No longer optional, storm hardening is now absolutely necessary to deal with the increasingly volatile weather patterns we have been experiencing across the U.S. and around the world. Massive storms such as Hurricane Harvey, Hurricane Irma, Maria and Sandy are increasingly becoming the norm thanks to global warming. When it comes to emergency preparedness in the utility industry, it’s clearly time to batten down the hatches.
How Florida Power & Light Handles Storm Hardening
In response to this new reality, FP&L has been making incredible strides to shore things up. You can read about these efforts here.
FP&L has two primary goals when it comes to storm hardening – increase the speed of restoration times, and increase the system’s overall resistance to outages.

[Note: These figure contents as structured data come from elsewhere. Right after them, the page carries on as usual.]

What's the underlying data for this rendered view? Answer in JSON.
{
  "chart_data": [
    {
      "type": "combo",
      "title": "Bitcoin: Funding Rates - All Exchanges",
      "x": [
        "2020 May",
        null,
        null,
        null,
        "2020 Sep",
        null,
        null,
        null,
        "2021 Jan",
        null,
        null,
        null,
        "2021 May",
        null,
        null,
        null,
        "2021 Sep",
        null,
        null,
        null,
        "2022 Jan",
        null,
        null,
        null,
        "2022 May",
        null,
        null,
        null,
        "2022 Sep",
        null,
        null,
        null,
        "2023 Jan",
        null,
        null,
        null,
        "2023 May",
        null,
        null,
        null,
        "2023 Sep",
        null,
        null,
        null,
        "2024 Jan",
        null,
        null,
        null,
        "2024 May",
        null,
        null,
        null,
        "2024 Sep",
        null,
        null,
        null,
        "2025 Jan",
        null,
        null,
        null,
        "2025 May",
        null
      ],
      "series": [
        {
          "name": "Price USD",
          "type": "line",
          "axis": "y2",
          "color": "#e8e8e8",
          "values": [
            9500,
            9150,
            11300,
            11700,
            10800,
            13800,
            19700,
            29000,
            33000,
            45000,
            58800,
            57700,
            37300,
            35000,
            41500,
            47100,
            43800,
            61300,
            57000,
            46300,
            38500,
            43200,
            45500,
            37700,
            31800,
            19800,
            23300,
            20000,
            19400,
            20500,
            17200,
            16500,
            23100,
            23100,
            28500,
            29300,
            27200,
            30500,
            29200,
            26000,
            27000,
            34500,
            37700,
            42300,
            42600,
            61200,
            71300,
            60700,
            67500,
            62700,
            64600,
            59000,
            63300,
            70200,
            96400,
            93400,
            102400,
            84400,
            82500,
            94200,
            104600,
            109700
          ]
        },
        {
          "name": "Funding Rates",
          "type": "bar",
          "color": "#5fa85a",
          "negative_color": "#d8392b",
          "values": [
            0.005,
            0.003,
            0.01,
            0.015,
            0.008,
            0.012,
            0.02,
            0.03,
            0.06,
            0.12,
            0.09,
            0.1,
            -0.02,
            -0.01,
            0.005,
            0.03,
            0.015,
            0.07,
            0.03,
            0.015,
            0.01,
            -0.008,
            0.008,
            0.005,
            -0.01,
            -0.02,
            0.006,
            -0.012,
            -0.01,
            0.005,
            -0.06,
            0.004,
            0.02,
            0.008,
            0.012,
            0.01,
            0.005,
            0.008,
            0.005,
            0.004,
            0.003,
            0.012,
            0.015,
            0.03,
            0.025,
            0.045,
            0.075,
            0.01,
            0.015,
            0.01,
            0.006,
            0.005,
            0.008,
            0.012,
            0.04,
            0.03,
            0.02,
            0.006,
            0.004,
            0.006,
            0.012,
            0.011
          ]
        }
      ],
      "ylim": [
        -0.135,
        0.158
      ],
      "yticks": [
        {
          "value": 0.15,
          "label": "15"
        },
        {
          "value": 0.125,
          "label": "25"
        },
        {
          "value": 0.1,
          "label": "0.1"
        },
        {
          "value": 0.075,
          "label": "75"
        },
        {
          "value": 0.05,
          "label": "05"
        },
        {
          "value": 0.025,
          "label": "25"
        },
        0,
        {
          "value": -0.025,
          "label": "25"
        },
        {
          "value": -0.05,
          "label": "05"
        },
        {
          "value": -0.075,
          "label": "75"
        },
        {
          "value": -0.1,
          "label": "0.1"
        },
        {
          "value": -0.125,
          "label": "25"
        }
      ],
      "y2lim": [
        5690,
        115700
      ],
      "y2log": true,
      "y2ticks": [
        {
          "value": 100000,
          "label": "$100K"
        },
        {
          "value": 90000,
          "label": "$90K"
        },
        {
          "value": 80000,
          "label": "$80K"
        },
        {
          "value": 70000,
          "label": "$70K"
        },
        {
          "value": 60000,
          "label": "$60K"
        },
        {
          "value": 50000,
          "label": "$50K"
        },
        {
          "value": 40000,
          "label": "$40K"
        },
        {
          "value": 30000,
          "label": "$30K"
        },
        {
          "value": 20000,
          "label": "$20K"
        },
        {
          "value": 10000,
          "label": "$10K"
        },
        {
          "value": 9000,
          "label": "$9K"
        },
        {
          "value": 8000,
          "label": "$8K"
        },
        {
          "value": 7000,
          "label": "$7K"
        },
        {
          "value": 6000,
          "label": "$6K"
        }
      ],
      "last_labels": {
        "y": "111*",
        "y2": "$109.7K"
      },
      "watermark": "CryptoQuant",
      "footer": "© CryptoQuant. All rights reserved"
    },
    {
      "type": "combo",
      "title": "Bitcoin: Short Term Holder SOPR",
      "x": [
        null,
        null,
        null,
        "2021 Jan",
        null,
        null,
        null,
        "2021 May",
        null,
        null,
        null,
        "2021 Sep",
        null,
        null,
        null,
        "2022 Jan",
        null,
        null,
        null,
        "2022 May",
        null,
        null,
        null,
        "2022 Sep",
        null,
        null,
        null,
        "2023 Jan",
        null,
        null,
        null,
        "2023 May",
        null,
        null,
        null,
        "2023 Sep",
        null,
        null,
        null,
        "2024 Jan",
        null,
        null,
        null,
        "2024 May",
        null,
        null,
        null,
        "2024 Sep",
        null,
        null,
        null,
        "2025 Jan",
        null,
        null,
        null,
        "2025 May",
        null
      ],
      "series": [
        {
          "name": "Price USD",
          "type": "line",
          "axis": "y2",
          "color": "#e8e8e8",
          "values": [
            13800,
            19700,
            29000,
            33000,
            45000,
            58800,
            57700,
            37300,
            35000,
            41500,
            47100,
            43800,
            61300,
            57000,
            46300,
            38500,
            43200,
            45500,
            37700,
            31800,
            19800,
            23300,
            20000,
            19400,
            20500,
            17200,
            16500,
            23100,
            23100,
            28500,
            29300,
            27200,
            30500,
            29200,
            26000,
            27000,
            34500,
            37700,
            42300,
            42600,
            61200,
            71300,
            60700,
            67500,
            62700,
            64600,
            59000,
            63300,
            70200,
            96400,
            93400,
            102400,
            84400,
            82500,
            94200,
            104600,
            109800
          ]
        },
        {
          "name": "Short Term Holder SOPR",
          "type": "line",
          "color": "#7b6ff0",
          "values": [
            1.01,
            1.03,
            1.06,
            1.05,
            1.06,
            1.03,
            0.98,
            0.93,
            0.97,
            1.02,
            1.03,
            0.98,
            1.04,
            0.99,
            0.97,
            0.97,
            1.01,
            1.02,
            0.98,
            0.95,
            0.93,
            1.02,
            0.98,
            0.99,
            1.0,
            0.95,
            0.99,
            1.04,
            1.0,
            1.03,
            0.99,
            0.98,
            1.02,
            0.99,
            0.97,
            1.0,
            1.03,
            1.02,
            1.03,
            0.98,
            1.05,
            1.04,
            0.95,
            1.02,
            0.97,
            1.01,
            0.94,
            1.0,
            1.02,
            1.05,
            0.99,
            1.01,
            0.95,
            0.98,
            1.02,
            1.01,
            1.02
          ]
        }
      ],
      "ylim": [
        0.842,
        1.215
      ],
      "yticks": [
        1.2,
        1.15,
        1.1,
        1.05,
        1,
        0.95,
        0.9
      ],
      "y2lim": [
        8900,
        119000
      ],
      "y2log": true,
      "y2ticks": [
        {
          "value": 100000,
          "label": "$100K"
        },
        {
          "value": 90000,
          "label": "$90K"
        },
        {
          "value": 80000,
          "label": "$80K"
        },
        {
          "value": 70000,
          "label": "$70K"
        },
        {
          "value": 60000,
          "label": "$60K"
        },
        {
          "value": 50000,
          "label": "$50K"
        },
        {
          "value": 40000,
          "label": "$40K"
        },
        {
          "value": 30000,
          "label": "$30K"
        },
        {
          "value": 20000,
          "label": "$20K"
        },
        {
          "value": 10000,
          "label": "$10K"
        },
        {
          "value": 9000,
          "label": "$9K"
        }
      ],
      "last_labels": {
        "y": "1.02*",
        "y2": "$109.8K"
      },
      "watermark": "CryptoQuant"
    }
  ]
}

Some of the tactics FP&L is utilizing to harden the system include:
- Replacing wooden poles with concrete or composite poles
- Moving more power lines underground
- Installing flood monitoring equipment in substations, which trigger automatic de-energization processes whenever waters rise to predetermined levels
- Evaluating the deployment of microgrids and similar distributed resources
As the article points out, many of these same ideas should be deployed in Puerto Rico, since much of the electricity infrastructure needs to be completely rebuilt in the aftermath of Hurricane Maria. Since massive rebuilding needs to take place, why not build it the right way?
In the final analysis, let’s face it, climate change is not going to reverse course anytime soon, which means that weather patterns will continue to increase in frequency and severity. Now more than ever, storm hardening is critical for utilities to boost grid resiliency and improve restoration times.